In early May, it was reported that the rate of injury for other road users declined from 1990-00 to 2015-16 by 1.3 per cent per year.

Over the same period there was an increase of 1.5 per cent per year transport-related injuries for cyclists, until the last six years, where the average increased to 4.4 per cent per year.

Levinson says that far fewer people cycle in Sydney than in places with better cycling infrastructure like Canberra, Portland and Minneapolis in the United States, or “most places in Europe or China,” and that changes in road rules and infrastructure could make walking and cycling more attractive alternatives.

Andrew Chuter, President of Friends of Erskineville, says that his group has started canvassing the community about building a southern entrance to Erskineville station, inspired by Redfern Station developments.

The new Ashmore Estate development, which will house about 6000 residents, presents challenges for accessing the station via walking and cycling.

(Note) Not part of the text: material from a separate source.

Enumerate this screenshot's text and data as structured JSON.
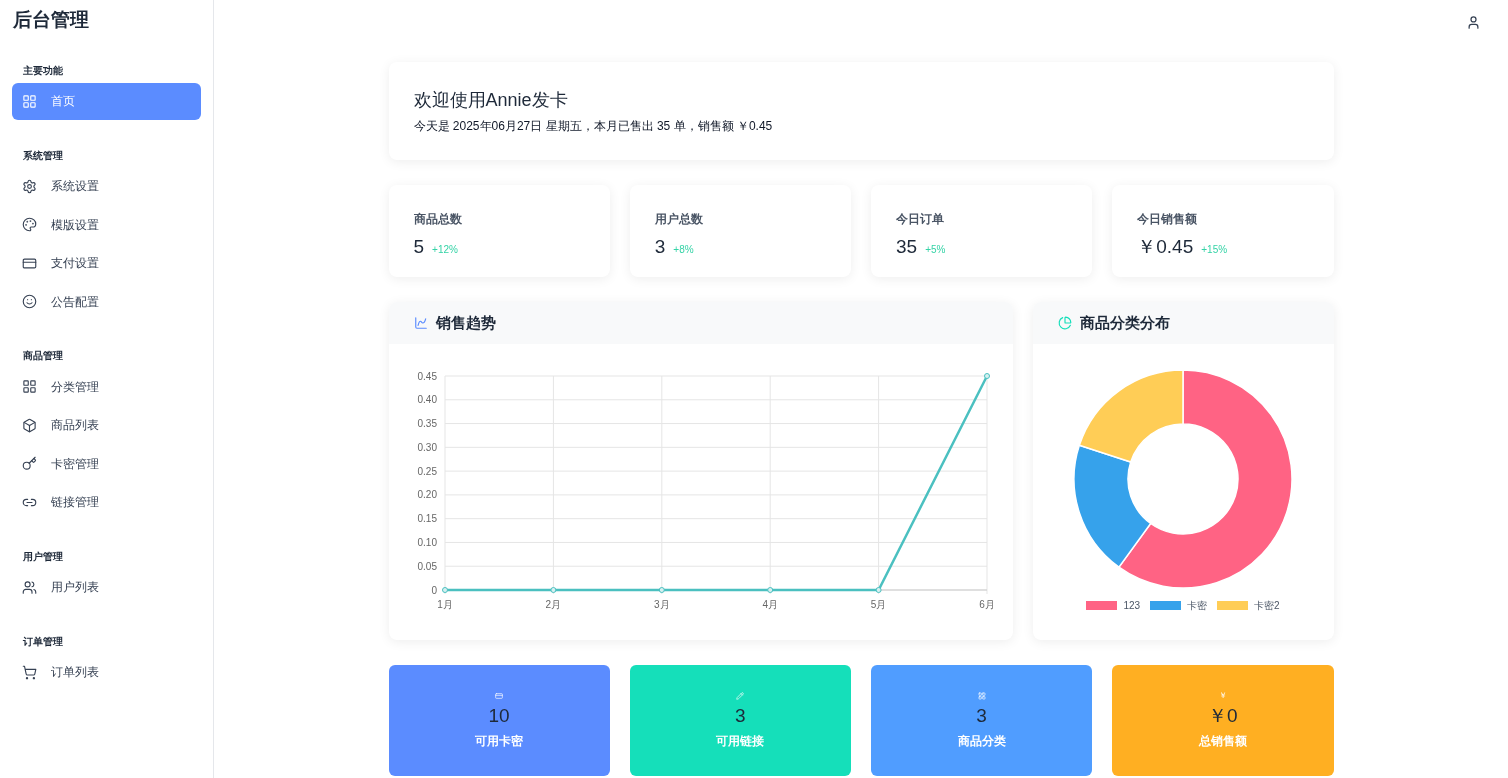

“That estate accesses Erskineville Station by walking up a hill to the top of the station, and then comes back down to the platform,” he says.

“It really doesn’t make sense… to come back down to the platform.”

The City of Sydney’s Sustainable Sydney 2030 target aims for 10 per cent of all trips to the city to be made by bicycle.

In early May NSW Public Spaces Minister Rob Stokes told the Sydney Morning Herald that he was “very aware that Sydney is not a cycle-friendly city”, and wanted to work with councils and the Transport Minister to make improvements.